Up until recently, however, Google has been content to work with other manufacturers. Offering a base OS that could be customised easily.
But not actually producing anything other than the simple Google Nexus itself. Marketed under the strapline: “Be together, not the same.”
However, this mantra may now be void with the launch of the Google Pixel and Pixel XL this October 2016. A direct competitor to Apple and Samsung’s dominance in the high-end market.
Google boasts that this new handset is of ‘in-house’ design. Yet it remains unremarkably different from any other handsets on the market.
The specs, however, can be said to be very impressive. With a full HD 5-inch display on the Pixel and a 5.5 on the XL.
It puts it at least on par with Apple’s and Samsung’s offering. If not a little better than Apple.
The battery also is bigger in the Google phone when compared to Apple. The only thing where it does fall down is the front facing camera. Coming in at 8mp compared to the selfie-loving iPhone’s 12mp.
Google Assistant is the main selling point for the handset. An angle which Google is pursuing relentlessly. Essentially an improved version of Google Now. With a slightly more conversational edge. As it has an ability to tell jokes, recite poems and play games.
Think Apple’s Siri or Microsoft’s Cortana. It does offer an improvement on these services as it directly uses Google’s search engine prowess to provide exactly what you need.
The price point may be the significant sign that Google is stepping its game up.
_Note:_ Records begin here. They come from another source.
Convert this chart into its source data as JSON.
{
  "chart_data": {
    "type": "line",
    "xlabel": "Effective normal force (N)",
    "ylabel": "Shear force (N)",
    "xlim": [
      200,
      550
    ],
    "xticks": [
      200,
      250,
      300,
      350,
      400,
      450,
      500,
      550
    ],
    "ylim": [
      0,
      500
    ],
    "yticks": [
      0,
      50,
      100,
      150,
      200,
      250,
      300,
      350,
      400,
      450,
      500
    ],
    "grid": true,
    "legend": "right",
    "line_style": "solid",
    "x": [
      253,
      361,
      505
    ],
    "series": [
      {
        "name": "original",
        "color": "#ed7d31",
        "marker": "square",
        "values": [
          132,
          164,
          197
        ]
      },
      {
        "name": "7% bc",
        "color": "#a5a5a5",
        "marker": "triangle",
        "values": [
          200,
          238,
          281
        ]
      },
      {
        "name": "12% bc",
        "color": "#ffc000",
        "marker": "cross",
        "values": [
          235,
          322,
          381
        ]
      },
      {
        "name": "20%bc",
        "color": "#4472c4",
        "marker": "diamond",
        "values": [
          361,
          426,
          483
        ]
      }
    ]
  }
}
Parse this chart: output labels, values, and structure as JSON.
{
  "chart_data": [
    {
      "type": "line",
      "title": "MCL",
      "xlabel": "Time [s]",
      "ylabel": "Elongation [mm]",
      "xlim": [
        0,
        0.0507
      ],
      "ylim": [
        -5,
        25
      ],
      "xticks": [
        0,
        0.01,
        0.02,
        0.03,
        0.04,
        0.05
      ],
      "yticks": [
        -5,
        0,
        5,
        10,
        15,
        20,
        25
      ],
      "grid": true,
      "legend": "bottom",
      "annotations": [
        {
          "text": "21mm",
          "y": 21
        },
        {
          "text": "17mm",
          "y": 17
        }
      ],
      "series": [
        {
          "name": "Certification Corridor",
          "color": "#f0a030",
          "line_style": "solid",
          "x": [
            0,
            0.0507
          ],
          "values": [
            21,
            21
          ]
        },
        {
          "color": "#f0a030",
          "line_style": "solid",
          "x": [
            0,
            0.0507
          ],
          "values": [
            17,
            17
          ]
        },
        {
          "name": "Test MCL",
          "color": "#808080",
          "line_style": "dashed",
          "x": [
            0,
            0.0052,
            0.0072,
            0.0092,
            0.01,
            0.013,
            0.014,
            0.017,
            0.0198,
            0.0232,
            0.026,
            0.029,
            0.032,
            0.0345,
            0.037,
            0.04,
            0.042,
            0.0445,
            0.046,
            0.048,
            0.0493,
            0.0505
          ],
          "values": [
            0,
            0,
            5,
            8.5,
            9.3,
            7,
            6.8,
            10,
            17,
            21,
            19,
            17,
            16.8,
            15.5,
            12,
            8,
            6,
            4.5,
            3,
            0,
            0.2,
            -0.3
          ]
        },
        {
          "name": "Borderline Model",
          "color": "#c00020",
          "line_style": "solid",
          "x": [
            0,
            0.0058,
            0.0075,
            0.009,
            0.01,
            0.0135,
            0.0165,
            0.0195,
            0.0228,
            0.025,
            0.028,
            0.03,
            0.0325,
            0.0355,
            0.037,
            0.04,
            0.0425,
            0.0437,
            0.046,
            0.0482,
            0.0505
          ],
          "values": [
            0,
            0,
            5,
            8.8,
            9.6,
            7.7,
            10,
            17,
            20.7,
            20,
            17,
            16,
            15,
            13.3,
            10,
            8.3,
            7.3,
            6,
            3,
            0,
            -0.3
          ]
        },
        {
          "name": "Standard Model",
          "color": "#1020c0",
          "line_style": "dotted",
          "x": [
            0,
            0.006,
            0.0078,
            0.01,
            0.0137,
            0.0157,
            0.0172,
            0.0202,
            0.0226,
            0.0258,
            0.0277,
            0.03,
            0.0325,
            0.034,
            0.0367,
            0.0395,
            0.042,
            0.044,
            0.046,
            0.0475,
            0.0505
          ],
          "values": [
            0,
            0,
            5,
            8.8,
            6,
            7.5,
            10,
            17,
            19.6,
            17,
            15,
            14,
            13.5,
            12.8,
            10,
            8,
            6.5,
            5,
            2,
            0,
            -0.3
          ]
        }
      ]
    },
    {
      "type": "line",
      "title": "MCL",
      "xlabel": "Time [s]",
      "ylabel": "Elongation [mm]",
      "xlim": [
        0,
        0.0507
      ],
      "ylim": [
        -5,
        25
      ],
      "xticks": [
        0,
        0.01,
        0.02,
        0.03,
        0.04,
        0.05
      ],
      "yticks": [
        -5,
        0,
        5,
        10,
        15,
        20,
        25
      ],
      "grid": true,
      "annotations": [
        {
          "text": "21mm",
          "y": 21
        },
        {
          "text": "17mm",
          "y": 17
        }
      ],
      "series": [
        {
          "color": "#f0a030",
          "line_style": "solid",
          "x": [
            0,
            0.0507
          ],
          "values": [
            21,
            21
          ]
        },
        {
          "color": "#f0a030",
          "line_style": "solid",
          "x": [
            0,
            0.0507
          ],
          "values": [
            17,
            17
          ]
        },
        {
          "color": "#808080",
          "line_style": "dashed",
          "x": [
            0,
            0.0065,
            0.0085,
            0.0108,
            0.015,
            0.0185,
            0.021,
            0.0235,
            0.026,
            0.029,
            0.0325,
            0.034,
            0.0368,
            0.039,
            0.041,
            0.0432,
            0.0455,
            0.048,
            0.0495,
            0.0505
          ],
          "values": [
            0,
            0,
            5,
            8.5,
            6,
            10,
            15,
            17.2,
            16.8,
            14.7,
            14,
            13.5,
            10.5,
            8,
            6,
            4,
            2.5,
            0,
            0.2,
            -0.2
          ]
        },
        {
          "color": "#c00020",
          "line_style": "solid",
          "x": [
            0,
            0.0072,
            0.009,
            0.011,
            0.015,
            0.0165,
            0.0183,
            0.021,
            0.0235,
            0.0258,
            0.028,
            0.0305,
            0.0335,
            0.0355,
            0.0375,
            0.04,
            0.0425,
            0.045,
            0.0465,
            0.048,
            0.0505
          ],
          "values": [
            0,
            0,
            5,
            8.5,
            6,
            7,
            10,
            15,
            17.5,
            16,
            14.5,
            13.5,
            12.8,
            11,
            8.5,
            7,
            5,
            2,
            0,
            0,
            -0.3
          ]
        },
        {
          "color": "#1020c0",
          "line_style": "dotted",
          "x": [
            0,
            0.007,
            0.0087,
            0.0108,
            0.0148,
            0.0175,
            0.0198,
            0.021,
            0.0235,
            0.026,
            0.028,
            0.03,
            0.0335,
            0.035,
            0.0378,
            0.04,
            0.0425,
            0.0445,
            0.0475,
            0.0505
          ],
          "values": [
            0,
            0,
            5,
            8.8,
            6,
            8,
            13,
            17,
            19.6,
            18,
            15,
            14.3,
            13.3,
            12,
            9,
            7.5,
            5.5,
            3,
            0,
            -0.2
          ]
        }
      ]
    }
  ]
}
Placing it in direct competition with iPhone and Samsung’s S7.
At an eye-watering $649 for the standard model and going up to $749 for the 128GB Pixel XL. It is not a decision that one will take likely when purchasing a new phone.
Its detractors, however, may be forgetting that it may have an edge. As the recent recall of Samsung’s Note 7 has left a large gap in the market.
With few also willing to cross the Android vs Apple battle lines. It may be the perfect time for Google to pick up disillusioned Samsung customers.